Butterfly birthday honors


Former First Lady Rosalynn Carter celebrated her 95th birthday on August 18 and three organizations teamed up to honor her birthday and her legacy of advocating to protect pollinator species like butterflies. The Georgia Public Library Service and the Georgia Farm Bureau partnered with the Rosalynn Carter Butterfly Trail nonprofit to plant and register 240 new pollinator-friendly butterfly gardens at libraries and in communities across the state.

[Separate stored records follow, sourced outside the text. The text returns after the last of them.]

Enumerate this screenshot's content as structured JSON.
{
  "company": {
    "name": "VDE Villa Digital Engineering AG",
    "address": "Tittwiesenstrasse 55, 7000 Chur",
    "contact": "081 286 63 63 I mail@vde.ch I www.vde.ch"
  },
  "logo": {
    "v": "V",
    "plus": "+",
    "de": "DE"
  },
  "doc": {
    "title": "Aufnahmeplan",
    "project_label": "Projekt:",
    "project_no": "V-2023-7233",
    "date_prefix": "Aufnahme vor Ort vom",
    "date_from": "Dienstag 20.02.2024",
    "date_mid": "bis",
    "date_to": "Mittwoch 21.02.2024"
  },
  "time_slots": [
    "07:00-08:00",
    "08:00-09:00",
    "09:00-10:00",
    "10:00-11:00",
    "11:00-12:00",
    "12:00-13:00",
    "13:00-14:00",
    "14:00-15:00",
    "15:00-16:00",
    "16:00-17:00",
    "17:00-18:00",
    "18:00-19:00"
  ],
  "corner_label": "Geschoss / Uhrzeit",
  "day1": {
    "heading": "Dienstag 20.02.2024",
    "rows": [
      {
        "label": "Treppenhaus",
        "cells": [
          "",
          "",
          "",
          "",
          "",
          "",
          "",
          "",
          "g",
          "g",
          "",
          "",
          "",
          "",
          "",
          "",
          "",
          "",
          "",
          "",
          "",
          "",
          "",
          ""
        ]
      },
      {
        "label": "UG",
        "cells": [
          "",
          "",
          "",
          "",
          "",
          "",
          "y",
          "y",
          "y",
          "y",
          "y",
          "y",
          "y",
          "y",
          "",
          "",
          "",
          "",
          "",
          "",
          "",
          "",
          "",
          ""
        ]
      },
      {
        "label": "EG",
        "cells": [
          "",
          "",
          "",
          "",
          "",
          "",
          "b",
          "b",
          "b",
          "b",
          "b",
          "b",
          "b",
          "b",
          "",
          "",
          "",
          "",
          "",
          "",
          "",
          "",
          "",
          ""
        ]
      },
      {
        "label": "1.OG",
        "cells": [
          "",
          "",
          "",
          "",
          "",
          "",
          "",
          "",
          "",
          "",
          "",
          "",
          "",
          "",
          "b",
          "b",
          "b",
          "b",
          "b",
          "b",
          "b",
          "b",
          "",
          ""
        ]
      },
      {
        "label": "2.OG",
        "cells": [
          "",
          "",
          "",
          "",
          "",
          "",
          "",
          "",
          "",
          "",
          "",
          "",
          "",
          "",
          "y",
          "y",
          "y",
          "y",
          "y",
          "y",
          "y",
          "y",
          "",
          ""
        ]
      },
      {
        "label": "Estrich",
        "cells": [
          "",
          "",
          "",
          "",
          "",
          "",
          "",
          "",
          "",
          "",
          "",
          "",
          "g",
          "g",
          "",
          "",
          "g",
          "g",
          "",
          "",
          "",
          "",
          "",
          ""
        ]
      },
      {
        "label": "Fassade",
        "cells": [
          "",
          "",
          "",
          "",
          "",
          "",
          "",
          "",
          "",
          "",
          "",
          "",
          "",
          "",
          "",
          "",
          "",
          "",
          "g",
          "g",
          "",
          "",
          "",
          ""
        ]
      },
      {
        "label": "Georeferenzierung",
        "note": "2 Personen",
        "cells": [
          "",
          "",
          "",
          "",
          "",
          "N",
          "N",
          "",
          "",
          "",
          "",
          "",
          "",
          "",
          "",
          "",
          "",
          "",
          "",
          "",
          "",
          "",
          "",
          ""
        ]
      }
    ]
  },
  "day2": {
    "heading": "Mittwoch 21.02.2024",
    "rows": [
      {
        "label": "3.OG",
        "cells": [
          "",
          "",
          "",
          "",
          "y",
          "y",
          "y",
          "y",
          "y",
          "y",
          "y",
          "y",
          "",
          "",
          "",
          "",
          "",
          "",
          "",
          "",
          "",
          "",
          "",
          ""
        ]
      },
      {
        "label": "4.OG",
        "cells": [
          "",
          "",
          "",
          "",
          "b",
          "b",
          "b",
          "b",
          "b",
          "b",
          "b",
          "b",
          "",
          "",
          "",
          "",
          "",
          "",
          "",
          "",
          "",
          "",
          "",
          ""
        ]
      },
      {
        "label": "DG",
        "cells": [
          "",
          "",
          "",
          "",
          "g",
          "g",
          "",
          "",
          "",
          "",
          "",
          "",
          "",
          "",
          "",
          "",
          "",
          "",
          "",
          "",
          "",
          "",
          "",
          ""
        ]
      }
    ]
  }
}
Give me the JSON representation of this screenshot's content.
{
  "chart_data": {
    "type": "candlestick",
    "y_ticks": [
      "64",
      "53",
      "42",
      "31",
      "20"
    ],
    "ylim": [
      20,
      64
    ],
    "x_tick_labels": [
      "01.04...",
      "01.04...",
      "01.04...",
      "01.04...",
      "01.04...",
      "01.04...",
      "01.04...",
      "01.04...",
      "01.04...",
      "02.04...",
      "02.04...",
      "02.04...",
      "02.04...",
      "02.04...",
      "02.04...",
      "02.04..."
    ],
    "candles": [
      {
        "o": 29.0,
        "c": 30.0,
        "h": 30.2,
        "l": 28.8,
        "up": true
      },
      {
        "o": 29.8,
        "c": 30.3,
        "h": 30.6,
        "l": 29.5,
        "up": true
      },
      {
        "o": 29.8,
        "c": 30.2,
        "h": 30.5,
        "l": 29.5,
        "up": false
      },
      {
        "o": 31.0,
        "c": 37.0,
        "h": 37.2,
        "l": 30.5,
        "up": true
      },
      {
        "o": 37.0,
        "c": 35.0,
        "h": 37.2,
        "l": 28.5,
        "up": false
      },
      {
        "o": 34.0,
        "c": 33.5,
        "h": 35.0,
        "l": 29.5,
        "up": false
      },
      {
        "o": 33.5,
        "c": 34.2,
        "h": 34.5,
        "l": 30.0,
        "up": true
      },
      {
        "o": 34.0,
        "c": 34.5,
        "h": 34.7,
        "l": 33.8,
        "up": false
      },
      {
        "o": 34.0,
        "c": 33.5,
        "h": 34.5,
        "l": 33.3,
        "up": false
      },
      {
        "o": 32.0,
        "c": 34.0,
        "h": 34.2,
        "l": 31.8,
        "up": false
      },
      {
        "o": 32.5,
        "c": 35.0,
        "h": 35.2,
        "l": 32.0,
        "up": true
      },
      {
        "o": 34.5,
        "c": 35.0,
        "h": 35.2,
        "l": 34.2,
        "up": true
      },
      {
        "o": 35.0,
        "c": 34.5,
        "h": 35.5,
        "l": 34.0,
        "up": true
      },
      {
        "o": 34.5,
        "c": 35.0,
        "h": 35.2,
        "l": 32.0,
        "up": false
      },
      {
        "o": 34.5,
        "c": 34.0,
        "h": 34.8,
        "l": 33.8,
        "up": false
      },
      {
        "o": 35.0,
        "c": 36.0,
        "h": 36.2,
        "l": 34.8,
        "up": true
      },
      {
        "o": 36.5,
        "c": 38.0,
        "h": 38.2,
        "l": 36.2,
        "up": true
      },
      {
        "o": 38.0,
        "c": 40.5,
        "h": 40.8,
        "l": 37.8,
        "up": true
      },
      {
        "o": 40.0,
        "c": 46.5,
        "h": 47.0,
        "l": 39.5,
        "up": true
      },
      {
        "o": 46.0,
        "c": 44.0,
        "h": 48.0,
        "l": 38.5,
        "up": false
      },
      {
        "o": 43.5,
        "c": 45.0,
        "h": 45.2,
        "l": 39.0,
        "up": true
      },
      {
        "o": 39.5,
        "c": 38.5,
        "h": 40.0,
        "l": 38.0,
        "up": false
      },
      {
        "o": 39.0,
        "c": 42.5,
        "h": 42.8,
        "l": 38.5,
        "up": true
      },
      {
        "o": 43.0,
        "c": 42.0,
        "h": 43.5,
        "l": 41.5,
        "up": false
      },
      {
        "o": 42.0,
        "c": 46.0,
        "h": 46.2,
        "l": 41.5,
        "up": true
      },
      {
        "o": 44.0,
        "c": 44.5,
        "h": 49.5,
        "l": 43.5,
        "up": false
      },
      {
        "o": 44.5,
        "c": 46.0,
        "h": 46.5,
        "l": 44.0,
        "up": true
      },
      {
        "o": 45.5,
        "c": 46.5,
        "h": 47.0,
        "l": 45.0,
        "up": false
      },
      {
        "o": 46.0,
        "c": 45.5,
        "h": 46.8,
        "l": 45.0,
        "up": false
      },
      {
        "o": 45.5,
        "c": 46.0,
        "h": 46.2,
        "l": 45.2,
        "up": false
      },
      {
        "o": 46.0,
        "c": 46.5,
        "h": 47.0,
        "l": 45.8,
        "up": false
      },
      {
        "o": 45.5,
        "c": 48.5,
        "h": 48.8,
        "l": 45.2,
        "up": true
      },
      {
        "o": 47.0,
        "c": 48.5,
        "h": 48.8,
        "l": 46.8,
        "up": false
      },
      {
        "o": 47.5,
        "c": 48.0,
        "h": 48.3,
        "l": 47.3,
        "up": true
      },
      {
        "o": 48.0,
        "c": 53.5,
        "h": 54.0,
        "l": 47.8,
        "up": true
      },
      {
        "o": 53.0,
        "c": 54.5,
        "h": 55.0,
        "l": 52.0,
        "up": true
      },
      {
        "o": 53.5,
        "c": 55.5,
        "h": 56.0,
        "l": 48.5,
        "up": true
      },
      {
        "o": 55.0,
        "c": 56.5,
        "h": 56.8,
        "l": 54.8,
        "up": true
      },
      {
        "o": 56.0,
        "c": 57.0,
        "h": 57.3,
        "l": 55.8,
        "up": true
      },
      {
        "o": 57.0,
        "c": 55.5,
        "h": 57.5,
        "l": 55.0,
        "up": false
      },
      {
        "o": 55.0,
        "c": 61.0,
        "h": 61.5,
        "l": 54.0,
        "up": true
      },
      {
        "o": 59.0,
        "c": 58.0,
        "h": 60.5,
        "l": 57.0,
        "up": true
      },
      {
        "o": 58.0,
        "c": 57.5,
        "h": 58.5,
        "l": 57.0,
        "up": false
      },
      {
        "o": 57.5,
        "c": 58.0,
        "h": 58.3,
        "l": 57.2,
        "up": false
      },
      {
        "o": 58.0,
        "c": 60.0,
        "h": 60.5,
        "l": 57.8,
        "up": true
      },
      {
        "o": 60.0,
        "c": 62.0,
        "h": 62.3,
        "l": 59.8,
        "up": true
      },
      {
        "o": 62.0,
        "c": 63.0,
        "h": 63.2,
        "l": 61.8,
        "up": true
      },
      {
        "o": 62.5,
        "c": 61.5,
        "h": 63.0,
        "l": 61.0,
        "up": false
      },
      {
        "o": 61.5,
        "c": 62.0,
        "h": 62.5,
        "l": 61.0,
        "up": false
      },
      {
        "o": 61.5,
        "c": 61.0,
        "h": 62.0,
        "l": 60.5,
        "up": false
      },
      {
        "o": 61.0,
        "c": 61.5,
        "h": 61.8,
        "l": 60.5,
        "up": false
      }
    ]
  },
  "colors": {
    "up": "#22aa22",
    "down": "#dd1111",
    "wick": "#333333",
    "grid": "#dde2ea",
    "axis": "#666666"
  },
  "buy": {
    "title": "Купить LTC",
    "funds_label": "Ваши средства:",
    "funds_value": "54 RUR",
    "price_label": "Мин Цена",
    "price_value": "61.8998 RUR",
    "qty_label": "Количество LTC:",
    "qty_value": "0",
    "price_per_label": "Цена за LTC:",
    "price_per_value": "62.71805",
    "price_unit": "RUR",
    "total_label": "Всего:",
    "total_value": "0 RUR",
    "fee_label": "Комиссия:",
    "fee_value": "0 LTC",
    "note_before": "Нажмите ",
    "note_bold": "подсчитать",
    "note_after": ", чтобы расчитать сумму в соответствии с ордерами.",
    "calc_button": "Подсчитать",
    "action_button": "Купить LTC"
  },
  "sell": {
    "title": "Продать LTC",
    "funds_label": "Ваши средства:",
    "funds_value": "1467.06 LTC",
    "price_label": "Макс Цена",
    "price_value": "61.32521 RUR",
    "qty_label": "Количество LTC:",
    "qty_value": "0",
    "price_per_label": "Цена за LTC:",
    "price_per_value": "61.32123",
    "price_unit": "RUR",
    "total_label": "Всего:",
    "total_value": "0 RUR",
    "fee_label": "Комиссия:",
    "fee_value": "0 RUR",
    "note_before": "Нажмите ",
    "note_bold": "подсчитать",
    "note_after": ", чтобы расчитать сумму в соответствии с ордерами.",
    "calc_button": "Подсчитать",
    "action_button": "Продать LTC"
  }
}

Mrs. Carter was the inspiration for the nonprofit, which began in 2013 with her garden in Plains. Since then, the Rosalynn Carter Butterfly Trail has helped increase habitats for butterflies across the U.S. and internationally. The gardens at Georgia’s libraries, Farm Bureau offices, schools and communities also attract bees and other pollinator species. Through grants from the Georgia Public Library Service and expertise and donations from Master Gardeners, the Farm Bureau and library staff, pollinator gardens have been planted at more than 50 libraries statewide.

Also in celebration of Mrs. Carter’s birthday, all 408 public libraries in Georgia are receiving a copy of A Journey Through Plains. It’s a book written by Annette Wise about Mrs. Carter’s hometown that helps children learn about butterflies.

The importance of pollinators cannot be overstated. The U.S. Department of Agriculture estimates 75% of the world’s flowering plants and 35% of global food crops depend on animal pollinators to reproduce. Scientists have theorized that one in every three bites of food we eat exists because of animal pollinators like bees, butterflies and moths along with birds, bats, beetles and other insects.

Photo by Chris Mitchell. Former First Lady Rosalynn Carter, right, and author Annette Wise with the Rosalynn Carter Butterfly Trail children’s book.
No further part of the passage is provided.